The fish course of ‘Pan-fried sea bream, orzo risotto with vegetables’ was slow to arrive as well but much better in terms of size. A decent sized piece of fish with a substantial mound of orzo risotto. An orzo risotto isn’t really a risotto as orzo is actually a tiny pasta shaped like rice grains.
The fish was fantastic, amazingly crispy skin with beautifully soft and moist flesh. The ‘risotto’ was nice but I think I prefer a traditional rice risotto, the courgette running through it added an interesting dimension. The star of the dish was by far the sauce though, a veal reduction that was out of this world. So deep and meaty it worked perfectly with the fish but there was nowhere near enough of it. There was only enough to go with 2 or 3 mouthfuls of the fish and risotto, meaning the second half of the dish were not even nearly as good as the first. Such a shame.
Hunger levels were starting to rise again as we had another 15+ minute wait between courses. Our main meat course was the restaurants signature dish ’63° chicken breast’.

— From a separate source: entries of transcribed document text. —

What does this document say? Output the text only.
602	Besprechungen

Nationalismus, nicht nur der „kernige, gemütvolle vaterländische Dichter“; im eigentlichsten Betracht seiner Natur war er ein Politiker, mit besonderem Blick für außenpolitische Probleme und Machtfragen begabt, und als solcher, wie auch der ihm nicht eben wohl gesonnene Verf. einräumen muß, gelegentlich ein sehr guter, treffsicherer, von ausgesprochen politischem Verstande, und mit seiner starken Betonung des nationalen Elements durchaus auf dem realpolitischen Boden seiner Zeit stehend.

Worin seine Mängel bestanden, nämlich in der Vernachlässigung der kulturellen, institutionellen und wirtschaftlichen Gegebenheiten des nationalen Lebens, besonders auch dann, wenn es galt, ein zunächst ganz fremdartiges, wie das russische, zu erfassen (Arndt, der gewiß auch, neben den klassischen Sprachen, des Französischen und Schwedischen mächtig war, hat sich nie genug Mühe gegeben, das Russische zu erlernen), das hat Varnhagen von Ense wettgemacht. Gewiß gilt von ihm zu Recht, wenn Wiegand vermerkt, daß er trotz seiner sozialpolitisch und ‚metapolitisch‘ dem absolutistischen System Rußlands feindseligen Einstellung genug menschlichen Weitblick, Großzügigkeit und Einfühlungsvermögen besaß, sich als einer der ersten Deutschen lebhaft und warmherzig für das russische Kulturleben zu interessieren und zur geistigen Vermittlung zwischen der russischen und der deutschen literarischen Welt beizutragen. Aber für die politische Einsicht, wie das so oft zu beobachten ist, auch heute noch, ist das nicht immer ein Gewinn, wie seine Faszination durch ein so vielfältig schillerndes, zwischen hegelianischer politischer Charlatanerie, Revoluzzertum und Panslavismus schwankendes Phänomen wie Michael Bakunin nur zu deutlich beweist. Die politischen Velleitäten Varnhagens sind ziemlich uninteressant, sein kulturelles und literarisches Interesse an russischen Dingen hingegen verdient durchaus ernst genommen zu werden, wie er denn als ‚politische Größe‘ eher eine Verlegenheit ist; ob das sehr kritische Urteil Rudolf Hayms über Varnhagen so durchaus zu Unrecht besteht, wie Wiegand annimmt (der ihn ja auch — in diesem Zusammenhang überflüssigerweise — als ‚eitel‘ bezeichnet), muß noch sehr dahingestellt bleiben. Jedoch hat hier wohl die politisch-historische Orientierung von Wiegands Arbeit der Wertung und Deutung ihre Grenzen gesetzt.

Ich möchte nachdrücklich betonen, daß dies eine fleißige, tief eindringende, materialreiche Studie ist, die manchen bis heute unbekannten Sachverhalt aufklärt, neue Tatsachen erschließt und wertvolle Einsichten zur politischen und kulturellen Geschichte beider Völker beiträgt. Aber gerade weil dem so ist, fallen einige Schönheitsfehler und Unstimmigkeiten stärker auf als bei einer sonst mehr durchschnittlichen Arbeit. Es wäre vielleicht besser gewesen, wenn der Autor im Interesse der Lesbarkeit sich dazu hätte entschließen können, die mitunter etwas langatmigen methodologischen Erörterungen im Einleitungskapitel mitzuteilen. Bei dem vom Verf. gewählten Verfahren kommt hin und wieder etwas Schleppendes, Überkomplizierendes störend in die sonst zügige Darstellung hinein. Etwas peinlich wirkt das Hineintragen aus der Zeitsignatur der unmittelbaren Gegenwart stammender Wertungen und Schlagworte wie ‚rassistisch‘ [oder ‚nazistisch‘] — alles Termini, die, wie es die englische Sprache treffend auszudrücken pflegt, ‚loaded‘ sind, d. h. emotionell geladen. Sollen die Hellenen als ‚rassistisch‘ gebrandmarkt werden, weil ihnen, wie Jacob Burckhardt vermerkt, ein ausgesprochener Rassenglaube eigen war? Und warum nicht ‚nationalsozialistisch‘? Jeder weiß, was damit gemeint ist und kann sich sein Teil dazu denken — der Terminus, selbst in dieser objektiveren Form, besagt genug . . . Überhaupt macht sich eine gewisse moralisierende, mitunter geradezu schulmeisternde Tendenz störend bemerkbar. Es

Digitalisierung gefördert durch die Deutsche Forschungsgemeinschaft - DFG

Again I had a problem with the portion size, the chicken was really small, the menu said ‘roasted cherry tomatoes’, plural but we received only one.
It did deliver on taste though, the chicken was cooked well, the dauphinois were tasty but slightly drier than I expected. I’m not sure if they were supposed to be creamy or not but I thought they should be and they weren’t. As with the fish dish the star was the sauce, a really rich and creamy morel mushroom sauce that was a brilliant accompaniment for the chicken and the slightly dry potatoes. Unfortunately just like the fish dish there wasn’t enough of this one either. The single whole morel mushroom with the sauce was delicious too and a few more would have been appreciated too.
By the time the final course arrived we had been in the restaurant for almost 2 hours which is far too long for 5 small courses on a quiet Tuesday evening. There was really no reason we should have waited so long for the dessert as it was so simple. ‘Lemon Cream’ was literally just that, a Martini glass filled with lemony flavoured cream and topped with 3 raspberries. Not the most exciting dessert but it was nice enough, very refreshing, smooth, thick good quality cream with a great balance of sweetness and lemon sharpness. Like most of the dishes it felt like it was meant for a summers day.
Although it may not sounds like it I did mostly enjoy my time at 63 Degrees, the food is generally high standard as I expected knowing that the head chef Eric has previously worked for two-starred Michelin chefs in Paris. Service was only let down by the huge wait between courses, Florence was charming and another waiter very friendly too. My biggest problem was the portion sizes and lack of bread, the tasting menu is quite low in price but that doesn’t necessarily mean it’s good value because I just don’t think it’s enough food. I’d much rather have paid more for bigger portions. Dishes of that size belong on a 9+ course tasting menu, not a 5 course.
I may decide to revisit to try the regular menu as I’m sure 63 Degrees has the potential to be a really good restaurant.